There are only three of us left in the square. Soldier #3 and Angry Townsperson hold hands on the other side of the gazebo. I see them as black shapes against the sunset. The clouds are distant and flat and gray. The trees barely have any green left in them. It is a beautiful scene but maybe too obvious. It announces the end too loudly.

We all, the men at least, tried to woo Soldier #3 from the first day of filming. I did my charming best over the cold cuts on the catering table to impress her. But there was Angry Townsperson. You recognize him from a TV show. He was younger then, just a kid, but you remember the cut of his jaw and now he has the broad shoulders to match. When he doesn’t shave at least twice a day, a thick growth of stubble covers his cheeks.

The sun is gone over the horizon. The shadows kick up like dust. I watch the couple leave the square, still holding hands, and for a moment I forget their names. Jen and Ryan? No, that’s not right. She is just a Soldier. He is a Townsperson, albeit an Angry one. I am a Military Officer.

The lamps flicker on in the empty park. I look down at my chest to remember my name, but I can’t read the patch in the low light. The streets are still empty. People don’t wander the streets at night in small towns. Nightlife is a phenomenon of the big city. I used to have a life there, in the city, before boot camp, before casting. It is a place that I would never have walked alone.
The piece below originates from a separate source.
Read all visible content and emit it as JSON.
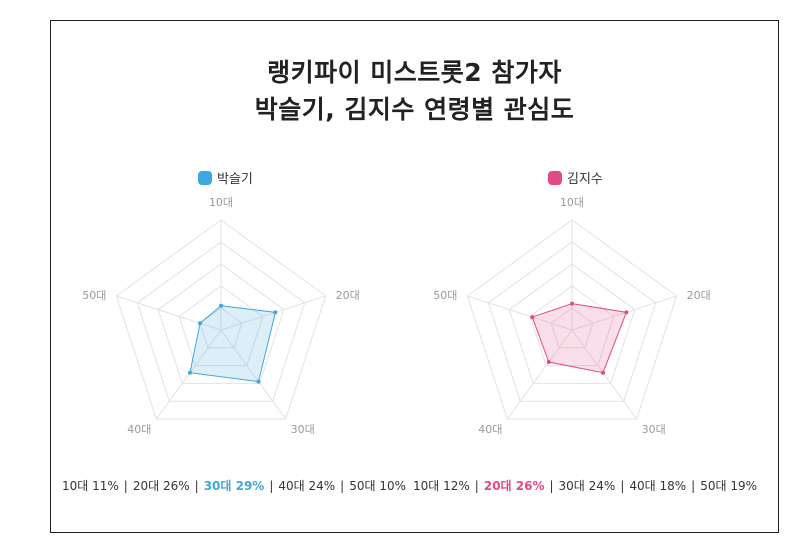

I round the corner and the darkness is overcome by the glow of a movie theater marquee. In mixed black and red letters it says the name of our movie. I fish money from one of the many pockets of my uniform and I buy a ticket. Inside, a zit-faced boy takes my ticket and salutes me. It seems like I have not seen a zit in forever. I salute back. It is an unfamiliar gesture. I am the highest-ranking officer in the movie, and have been, until now, on the receiving end of all salutes. My fingertips touch my eyebrow and it is unclear which part of me is feeling the other.

The theater is dark. I follow the little lights in the floor and ascend the steps. I move into the row. I sit down next to you. Now you are part of the story. You were the audience, now you are The Audience. There is no one else in the theater. It is too dark to see your face. We’ll call you #1. Audience Member #1. Don’t say anything until you’re supposed to. And never, ever look at the camera.